Ninety percent of all suicides in the United States are linked to depression or substance abuse, problems that have plagued boomers since they were teenagers and remained more prevalent throughout their lives than among previous generations.

"One of the biggest things we're up against is the notion that it's normal to experience depression when you get older," said Jerry Reed, executive director of the Suicide Prevention Action Network.

While there are plenty of traumas associated with aging _ changing or ending careers, changing living arrangements, declining health, loss of a spouse, "there is no natural reason why an older person should have to suffer from depression," Reed said.
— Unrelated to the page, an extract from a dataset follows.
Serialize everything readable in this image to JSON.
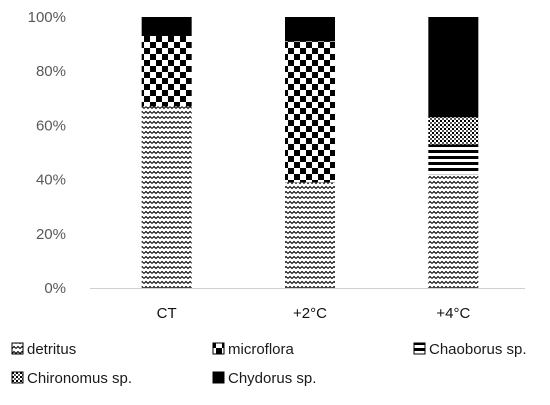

Dr. Yeates Conwell, a professor of psychiatry and co-director of the Center for the Study and Prevention of Suicide at the University of Rochester, agrees that given the size and historic risk factors of the boomers, "both the rate and absolute number of suicides (among the elderly) may rise dramatically in coming decades. Recognition and effective treatment of depressive illness in older adults is at the top of the list of preventive strategies."

Suicide rates among senior citizens have actually seen a slight decline in the past decade, but the rates remain well above those for teens and young adults.

Reed said, "We can't wait until boomers are 65 to start talking about mental health. We know there are far too few geriatric psychiatrists and mental health centers geared to older patients, but we also know most older adults are under fairly regular care from a physician. The key is to get primary care providers to ask questions about how a patient is feeling beyond physical health."

Getting older patients to accept that they may be depressed or addicted may still be difficult, but Reed and others say that as a group that has battled stress and excess since youth, boomers may be "more tolerant of an illness, whether in the brain or the body."

Many experts say boomers have tended to set high expectations for themselves all their lives, and that this drive to excel has elevated stress and makes boomers more likely to become depressed when things don't work out as planned, whether it be a job, a marriage or failed health.

Only 30 percent to 50 percent of all adults with diagnosable depression get adequate treatment, and senior citizens face particular economic disincentives to get mental health care through Medicare, Reed noted.

While the federal health insurance program has 20 percent co-pays for medical treatments, the co-pays rise to 50 percent for mental health care. "We don't have equal coverage for brain illness compared with body illness, and without that, older patients don't have equal access to care and we lose an important tool in preventing suicides," Reed said.